En Junio de 2023, el escándalo de los convenios irregulares con fundaciones marcó un punto de quiebre en la discusión sobre la corrupción en Chile. Entonces se hablaba de 15 mil millones de pesos comprometidos. Hoy, apenas un año después, la cifra se ha disparado a 90 mil millones, evidenciando no solo la magnitud del problema, sino también la fragilidad de los controles y la falta de medidas correctivas efectivas.
Esta situación no es solo una crisis de recursos, sino una señal alarmante de cómo la corrupción puede desviar fondos que deberían ir a áreas esenciales como salud, educación y desarrollo social. Es un golpe directo a la confianza pública en las instituciones, alimentando un círculo vicioso donde la falta de integridad ahonda las brechas de desigualdad y frena el desarrollo económico.

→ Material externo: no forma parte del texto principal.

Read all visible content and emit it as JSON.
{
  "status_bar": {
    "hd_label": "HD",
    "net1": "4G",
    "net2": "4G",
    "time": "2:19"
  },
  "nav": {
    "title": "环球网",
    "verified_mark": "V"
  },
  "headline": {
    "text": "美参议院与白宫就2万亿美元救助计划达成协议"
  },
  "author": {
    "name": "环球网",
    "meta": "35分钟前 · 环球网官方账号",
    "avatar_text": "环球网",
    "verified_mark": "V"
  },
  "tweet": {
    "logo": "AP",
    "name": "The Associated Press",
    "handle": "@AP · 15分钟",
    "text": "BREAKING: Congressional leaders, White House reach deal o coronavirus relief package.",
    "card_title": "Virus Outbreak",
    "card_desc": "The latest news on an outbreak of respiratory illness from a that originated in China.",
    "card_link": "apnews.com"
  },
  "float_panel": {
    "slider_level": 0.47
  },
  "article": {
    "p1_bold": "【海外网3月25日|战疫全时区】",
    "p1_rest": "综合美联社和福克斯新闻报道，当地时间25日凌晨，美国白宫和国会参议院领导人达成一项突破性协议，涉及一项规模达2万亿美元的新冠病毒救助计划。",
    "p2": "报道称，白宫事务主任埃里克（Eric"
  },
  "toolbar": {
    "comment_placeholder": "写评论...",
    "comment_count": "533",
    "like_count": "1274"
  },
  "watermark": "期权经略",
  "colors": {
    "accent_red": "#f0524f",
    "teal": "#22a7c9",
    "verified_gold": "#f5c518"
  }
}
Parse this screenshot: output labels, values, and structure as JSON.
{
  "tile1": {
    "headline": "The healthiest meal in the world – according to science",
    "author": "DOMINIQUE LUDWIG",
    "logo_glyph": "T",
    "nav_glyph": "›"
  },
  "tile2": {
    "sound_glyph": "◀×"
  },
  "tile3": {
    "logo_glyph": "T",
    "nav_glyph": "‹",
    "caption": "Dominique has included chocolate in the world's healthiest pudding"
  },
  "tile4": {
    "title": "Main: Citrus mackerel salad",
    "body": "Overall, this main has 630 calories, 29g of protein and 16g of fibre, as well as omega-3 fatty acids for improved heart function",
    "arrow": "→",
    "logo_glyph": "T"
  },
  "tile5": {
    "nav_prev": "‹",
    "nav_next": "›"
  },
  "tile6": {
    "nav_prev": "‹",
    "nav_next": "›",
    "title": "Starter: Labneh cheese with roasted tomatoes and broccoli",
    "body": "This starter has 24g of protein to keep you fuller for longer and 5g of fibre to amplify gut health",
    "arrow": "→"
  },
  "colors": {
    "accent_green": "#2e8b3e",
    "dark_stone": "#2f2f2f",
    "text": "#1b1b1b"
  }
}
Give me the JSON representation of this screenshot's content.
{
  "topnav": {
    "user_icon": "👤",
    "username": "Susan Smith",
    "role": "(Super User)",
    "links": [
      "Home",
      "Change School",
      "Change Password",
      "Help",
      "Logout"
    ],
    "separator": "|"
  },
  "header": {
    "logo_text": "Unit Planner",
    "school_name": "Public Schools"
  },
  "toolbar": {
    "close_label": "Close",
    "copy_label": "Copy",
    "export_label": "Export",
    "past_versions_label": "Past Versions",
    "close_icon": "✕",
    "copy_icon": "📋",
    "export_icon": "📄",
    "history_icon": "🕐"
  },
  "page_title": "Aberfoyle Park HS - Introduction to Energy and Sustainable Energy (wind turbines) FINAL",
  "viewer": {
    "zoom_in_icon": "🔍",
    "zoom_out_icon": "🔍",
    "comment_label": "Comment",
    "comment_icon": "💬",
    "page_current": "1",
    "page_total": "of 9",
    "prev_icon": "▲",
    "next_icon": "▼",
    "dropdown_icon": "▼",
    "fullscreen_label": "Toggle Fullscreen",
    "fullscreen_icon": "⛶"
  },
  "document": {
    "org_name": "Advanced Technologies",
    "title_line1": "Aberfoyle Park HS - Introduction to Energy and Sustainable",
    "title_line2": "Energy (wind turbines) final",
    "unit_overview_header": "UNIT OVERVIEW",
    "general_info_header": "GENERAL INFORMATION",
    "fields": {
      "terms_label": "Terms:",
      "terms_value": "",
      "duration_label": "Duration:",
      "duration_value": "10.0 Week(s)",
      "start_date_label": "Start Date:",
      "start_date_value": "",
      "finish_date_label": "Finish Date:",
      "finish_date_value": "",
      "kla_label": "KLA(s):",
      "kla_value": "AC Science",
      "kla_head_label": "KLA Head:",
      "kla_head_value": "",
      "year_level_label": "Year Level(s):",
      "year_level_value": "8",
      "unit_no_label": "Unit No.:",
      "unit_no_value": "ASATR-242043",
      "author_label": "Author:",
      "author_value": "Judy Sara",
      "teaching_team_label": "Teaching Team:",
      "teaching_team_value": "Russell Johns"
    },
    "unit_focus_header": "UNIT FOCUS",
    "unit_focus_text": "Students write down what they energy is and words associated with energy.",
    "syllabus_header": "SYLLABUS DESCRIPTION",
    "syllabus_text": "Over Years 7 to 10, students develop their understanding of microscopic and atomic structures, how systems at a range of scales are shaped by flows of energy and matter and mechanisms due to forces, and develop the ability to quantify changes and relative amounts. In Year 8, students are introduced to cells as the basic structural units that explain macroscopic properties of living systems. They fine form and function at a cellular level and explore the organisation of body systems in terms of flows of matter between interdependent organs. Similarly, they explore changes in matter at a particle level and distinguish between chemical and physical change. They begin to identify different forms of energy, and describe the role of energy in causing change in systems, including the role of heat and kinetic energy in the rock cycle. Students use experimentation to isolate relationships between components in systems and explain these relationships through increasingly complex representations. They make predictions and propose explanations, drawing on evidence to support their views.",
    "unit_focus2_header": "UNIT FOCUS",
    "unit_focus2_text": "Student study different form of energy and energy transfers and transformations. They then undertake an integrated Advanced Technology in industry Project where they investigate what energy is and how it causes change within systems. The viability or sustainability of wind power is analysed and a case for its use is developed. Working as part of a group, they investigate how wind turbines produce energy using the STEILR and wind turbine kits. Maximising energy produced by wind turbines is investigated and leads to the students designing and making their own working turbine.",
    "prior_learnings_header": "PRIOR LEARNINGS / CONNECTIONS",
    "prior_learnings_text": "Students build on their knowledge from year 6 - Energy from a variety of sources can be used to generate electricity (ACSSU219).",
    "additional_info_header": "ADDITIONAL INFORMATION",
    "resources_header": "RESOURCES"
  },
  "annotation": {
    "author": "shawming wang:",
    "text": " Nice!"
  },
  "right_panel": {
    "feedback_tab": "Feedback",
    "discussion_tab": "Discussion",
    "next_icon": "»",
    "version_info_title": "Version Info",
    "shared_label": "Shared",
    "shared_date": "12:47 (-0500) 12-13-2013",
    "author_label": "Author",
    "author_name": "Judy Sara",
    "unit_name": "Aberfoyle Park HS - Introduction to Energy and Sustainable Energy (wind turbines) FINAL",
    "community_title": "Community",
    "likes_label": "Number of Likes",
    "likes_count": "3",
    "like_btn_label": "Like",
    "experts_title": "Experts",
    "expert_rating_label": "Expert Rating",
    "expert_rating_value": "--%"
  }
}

La corrupción no es solo un problema ético; es un tema estructural que afecta a todos los niveles de la sociedad. Cuando los recursos se malgastan o desaparecen en esquemas fraudulentos, las comunidades más vulnerables son las que pagan el precio más alto. Programas sociales quedan en nada, proyectos clave se estancan y, en última instancia, el país pierde competitividad.
En términos de confianza, el daño es aún más profundo. Cuando los ciudadanos perciben que las instituciones no actúan con integridad, esa desconfianza se propaga a otros ámbitos, dificultando la colaboración y debilitando el tejido social que sostiene nuestra democracia.
Un sistema robusto de prevención no se construye solo con sanciones o querellas; necesita una estrategia proactiva que integre capacitación, tecnología y una fuerte cultura organizacional.
La capacitación y la concientización son claves. Tanto en el sector público como privado, es fundamental que las personas entiendan qué es la corrupción, cómo se manifiesta y cómo prevenirla. Esto no solo aplica a los altos mandos, sino también a los equipos operativos, quienes muchas veces están en contacto directo con los procesos más críticos.
Por otro lado, la tecnología tiene un rol protagónico. Herramientas como plataformas de monitoreo, análisis de datos y sistemas de alerta temprana permiten detectar irregularidades antes de que escalen. Hemos visto cómo el uso estratégico de estas soluciones puede marcar la diferencia, fortaleciendo los controles internos y promoviendo la transparencia en todos los niveles.
No podemos seguir esperando soluciones reactivas. Es urgente avanzar hacia una cultura de cumplimiento donde la integridad sea el eje central, no solo en términos legales, sino como un principio rector para el desarrollo. Las leyes y normativas son esenciales, pero deben ir acompañadas de una voluntad política y social para transformar la manera en que operan nuestras instituciones.
El caso de las fundaciones no es un incidente aislado, sino un llamado de atención. Es hora de que asumamos la anticorrupción como una prioridad nacional, entendiendo que lo que está en juego no es solo la ética del presente, sino el futuro de nuestras comunidades y nuestra capacidad para construir un país más justo y equitativo.
La pregunta no es si podemos actuar, sino cuándo lo haremos. Y la respuesta debe ser ahora.